I told myself I was here for distraction. For normal. For anything that didn’t feel like the ache in my hip or the pull along my ribs every time I moved too fast. The medic I’d finally seen said I’d be sore for days, that the bruises would fade, but I had to take it easy. He hadn’t mentioned how every song, every burst of laughter, would drive the ache deeper, how being surrounded by people who were laughing would make me feel even more alone.

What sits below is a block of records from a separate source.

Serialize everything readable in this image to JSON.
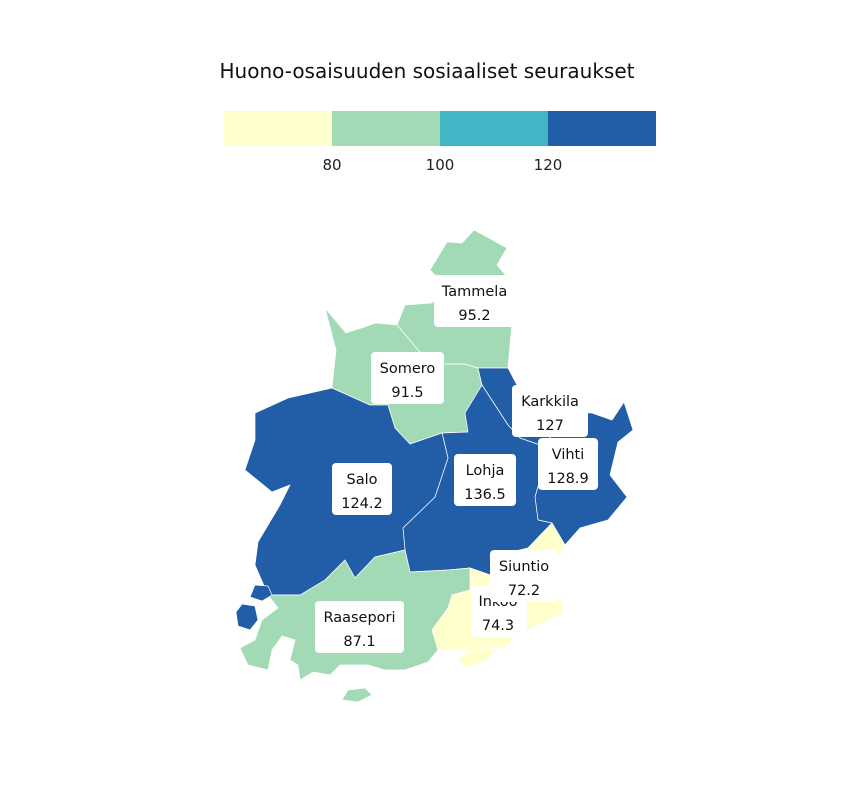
{
  "title": "Huono-osaisuuden sosiaaliset seuraukset",
  "legend": {
    "breaks": [
      "80",
      "100",
      "120"
    ],
    "bins": [
      {
        "color": "#ffffcc"
      },
      {
        "color": "#a1dab4"
      },
      {
        "color": "#41b6c4"
      },
      {
        "color": "#225ea8"
      }
    ]
  },
  "regions": [
    {
      "name": "Tammela",
      "value": "95.2",
      "color": "#a1dab4"
    },
    {
      "name": "Somero",
      "value": "91.5",
      "color": "#a1dab4"
    },
    {
      "name": "Karkkila",
      "value": "127",
      "color": "#225ea8"
    },
    {
      "name": "Vihti",
      "value": "128.9",
      "color": "#225ea8"
    },
    {
      "name": "Salo",
      "value": "124.2",
      "color": "#225ea8"
    },
    {
      "name": "Lohja",
      "value": "136.5",
      "color": "#225ea8"
    },
    {
      "name": "Siuntio",
      "value": "72.2",
      "color": "#ffffcc"
    },
    {
      "name": "Inkoo",
      "value": "74.3",
      "color": "#ffffcc"
    },
    {
      "name": "Raasepori",
      "value": "87.1",
      "color": "#a1dab4"
    }
  ]
}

The hall lights were dim, yellow, and uneven, casting shadows that danced across the walls with every sway of the crowd. Someone bumped into me, sloshing beer down my arm, and muttered an apology I barely heard. I nodded, smiled likeit didn’t matter, and wiped my sleeve with the back of my hand. My hip flared again, a dull, deep burn pulsing with the music.

And then I saw him.

Lincoln.

He was across the room near the bar, broad shoulders catching the glow of the neon sign, as he leaned on the counter in that slow, easy way like he owned the air around him. The sight of him hit harder than I was ready for. He looked steady, unbothered, the kind of calm that could freeze a storm mid-spin. Tanya was pressed against his side, red nails glinting as she looped her arm possessively through his. She laughed at something he said, or maybe she forced the laugh, because his mouth didn’t move much, just the faintest pull at one corner.

Our eyes met.

Just for a second.

Everything else fell away. The music, the chatter, the stomp of boots against the wood, all of it blurred into silence. The sound of the fiddle turned thin and far away, and the only thing left in the world was him. His gaze hit like a brand, searing hot, dragging across the back of my neck. My body went still, every muscle remembering him before my mind could stop it. My ribs tightened, my hip throbbed, every bruise reminding me of the fall, telling me that he’d been the one to catch me when I hit.

He shifted, a slight movement that drew my eyes to his hand, the one that looked like it might take a step toward me, but Tanya leaned closer, her red mouth moving fast against his ear, and whatever was in his eyes shuttered closed.